This week is book release week. Not the week to be so sick. But this morning when this was the devotional, I literally laughed out loud! This week and the success of my book/ministry/career is NOT about me and my abilities or giftedness at all. While a totally believe they are from God, I risk leaning on them (me) instead of on God.
The story in John 9 is fascinating. First Jesus is walking and he notices the blind man, which provoke a questions from his disciples. Teachable moment 101! They want a reason to justify the fairness or reason for this struggle. And Jesus’ answer and actions are unexpected!
Jesus makes mud on the and smears it on the blind mans eyes. Another time Jesus healed the blind with simply words. I wonder why He chose this method especially since it was sinful to work on the Sabbath. (making mud=work and the Jewish leaders have a fit!)
The blind man walks to the pool and washes his eyes, as Jesus instructed. Pause here: blind man walking to the pool, getting in at just the right place so as not to drown? Surely this meant a friend or two went with him – others are impacted by how God intervenes and show up in the blind man’s life. hmmm…

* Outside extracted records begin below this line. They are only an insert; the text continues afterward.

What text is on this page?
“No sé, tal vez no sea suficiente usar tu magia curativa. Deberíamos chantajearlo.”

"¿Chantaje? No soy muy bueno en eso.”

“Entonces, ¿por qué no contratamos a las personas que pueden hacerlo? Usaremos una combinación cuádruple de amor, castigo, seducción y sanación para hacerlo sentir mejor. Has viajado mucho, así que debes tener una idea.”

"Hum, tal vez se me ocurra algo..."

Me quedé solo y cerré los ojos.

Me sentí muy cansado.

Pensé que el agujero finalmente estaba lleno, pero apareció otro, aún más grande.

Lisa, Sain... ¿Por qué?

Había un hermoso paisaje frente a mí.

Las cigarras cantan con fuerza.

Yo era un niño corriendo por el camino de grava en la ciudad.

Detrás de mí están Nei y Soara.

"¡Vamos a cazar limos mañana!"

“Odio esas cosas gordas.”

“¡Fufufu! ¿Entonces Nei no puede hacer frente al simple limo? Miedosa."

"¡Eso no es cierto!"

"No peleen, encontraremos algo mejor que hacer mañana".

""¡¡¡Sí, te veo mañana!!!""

The blind man, (who is never given a name in all of this, which I think makes it a universal story-insert your name or mine) knew the law. He was probably sitting by the road with a bad case of “if only, and fix-it-itis,” trying to figure out what sin he has missed and if he could just “be better, good, more holy…then maybe healing would come.” (Can you relate? I have a PhD in this!).
Jesus tells him to go to and wash his eyes (work again, forbidden on the Sabbath). The blind man takes action on faith. His belief comes later in the story- another heartening truth for us! We can act in faith while our belief lags behind!
Unsure, against convention and with no guarantees, this man takes action in faith! (oh how I want that to be me more often!)
Long story, short: the blind man can see, and all the town is alarmed. They too want to know who sinned to cause the blindness, and what on earth happened with this guy Jesus to change everything!
Jesus says, this is all so that God’s handiwork can be put on display.
Personally, don’t you think a sensational sunset is a great display, does it really have to be in the rubble of my rough times and struggle? And if that is really the case, can I hand pick mine, because this wouldn’t be it!
Trust, faith, belief all require me to yield to God’s plan for me. And when the answer is “no” to my prayers for healing or relief from the weary weight of struggle, it means trusting God to change me rather than change my circumstances.
Walking with God, growing in faith, asking God to use me and my life as a blessing, means being willing to pray for strength to get through the struggle, live well in the midst of it and lean into God for peace and anticipation on how He will use the mess, sorrow, struggles of our lives to display His handiwork.
In the end, the blind man says, “I have no idea how or why all this happened.” What I know for sure is “I was blind, but now I see” all because of Jesus.
Where have you seen God’s handiwork show up in your life? Where has God carried you through your circumstances to bring Him glory?